Nodo fornitori e Aia

Per il sindacato, la fabbrica ha già subìto una ristrutturazione (ma Morselli ha detto ai sindacati che bisogna “ridisegnarla”) con una quota di personale che un anno fa non è transitata con ArcelorMittal ma è rimasta in cassa straordinaria con Ilva in amministrazione straordinaria: 2.600 iniziali poi ridottisi a 1.700 circa con gli esodi anticipati e agevolati. Inoltre, osserva il sindacato, su 8.200 assunti, poco più di 1.200 sono già in cassa per gestire appunto la crisi di mercato. Mentre resta buio il futuro dei tubifici, inattivi, e del grande altoforno 5, spento da marzo 2015 e non ancora rifatto. Per l’indotto, l’azienda ha già rimesso a gara i contratti di appalto scaduti per una serie di servizi. Secondo ArcelorMittal, il processo ha coinvolto ad oggi più di 1.500 persone. Per quasi il 90% dei casi si è arrivati a una soluzione condivisa. Pesa per le imprese la riduzione di costo chiesta dal committente: il 40 per cento. Tuttavia ArcelorMittal sostiene di aver assegnato ai fornitori locali di Taranto lavori per più di 200 milioni annui. E che già a novembre scorso ha pagato i debiti ceduti, versando alle imprese altri 200 milioni.
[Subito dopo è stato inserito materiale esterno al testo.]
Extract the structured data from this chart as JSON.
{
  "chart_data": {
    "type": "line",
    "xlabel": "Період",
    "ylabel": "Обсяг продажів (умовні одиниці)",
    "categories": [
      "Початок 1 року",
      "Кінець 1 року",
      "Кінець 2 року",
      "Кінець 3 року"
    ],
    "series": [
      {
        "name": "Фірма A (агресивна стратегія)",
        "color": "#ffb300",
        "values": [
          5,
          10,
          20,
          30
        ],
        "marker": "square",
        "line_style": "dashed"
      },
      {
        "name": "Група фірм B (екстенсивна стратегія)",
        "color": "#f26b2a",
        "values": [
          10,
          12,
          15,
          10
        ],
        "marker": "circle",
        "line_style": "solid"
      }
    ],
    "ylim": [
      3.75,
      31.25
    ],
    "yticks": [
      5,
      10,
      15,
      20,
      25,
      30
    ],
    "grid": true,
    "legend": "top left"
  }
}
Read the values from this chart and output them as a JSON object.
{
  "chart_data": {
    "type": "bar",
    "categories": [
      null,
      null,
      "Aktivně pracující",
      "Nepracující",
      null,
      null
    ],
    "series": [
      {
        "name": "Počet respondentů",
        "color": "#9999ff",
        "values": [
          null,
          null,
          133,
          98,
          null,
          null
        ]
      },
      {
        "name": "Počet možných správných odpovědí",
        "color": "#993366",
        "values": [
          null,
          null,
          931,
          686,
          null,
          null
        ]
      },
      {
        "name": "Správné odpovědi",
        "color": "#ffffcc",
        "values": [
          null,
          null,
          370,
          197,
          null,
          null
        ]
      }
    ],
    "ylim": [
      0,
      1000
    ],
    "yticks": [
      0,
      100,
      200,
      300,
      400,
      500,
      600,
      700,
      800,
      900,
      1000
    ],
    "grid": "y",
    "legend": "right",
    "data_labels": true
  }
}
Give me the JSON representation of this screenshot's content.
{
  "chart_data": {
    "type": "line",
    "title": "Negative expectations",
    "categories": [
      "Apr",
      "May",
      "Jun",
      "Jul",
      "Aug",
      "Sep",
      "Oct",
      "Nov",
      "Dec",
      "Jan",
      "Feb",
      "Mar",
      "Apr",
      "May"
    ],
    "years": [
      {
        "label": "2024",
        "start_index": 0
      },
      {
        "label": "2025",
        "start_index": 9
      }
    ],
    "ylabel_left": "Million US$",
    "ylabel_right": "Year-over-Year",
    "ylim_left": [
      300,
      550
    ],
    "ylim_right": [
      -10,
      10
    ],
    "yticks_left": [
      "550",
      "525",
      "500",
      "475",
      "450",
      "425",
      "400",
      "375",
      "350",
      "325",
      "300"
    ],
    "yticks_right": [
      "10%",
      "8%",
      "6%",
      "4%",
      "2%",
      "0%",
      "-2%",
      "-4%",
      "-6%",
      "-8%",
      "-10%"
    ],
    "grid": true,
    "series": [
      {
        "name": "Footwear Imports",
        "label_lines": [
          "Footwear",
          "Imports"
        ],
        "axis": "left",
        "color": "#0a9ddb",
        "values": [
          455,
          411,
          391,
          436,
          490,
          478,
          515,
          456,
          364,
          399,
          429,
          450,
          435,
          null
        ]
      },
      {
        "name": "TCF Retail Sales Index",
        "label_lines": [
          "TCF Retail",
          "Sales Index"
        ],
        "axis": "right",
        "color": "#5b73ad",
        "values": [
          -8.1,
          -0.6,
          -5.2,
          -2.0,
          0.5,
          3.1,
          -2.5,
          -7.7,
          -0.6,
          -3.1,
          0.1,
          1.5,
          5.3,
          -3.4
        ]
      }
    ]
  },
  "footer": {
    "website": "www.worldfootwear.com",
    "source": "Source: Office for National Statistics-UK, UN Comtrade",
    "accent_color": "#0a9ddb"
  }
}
Sul riesame Aia, infine, si sa solo che il ministro Sergio Costa ha aperto la procedura già da maggio accogliendo la richiesta del sindaco di Taranto, Rinaldo Melucci, che gli ha evidenziato criticità sanitarie. Probabilmente il riesame dovrebbe approdare a prescrizioni ambientali più severe anche perché non sono mancate, in questi mesi, le segnalazioni di inquinamento, a partire dal camino E312 - quello che attende i nuovi filtri -, per il quale ad agosto Arpa Puglia ha accertato emissioni anomale.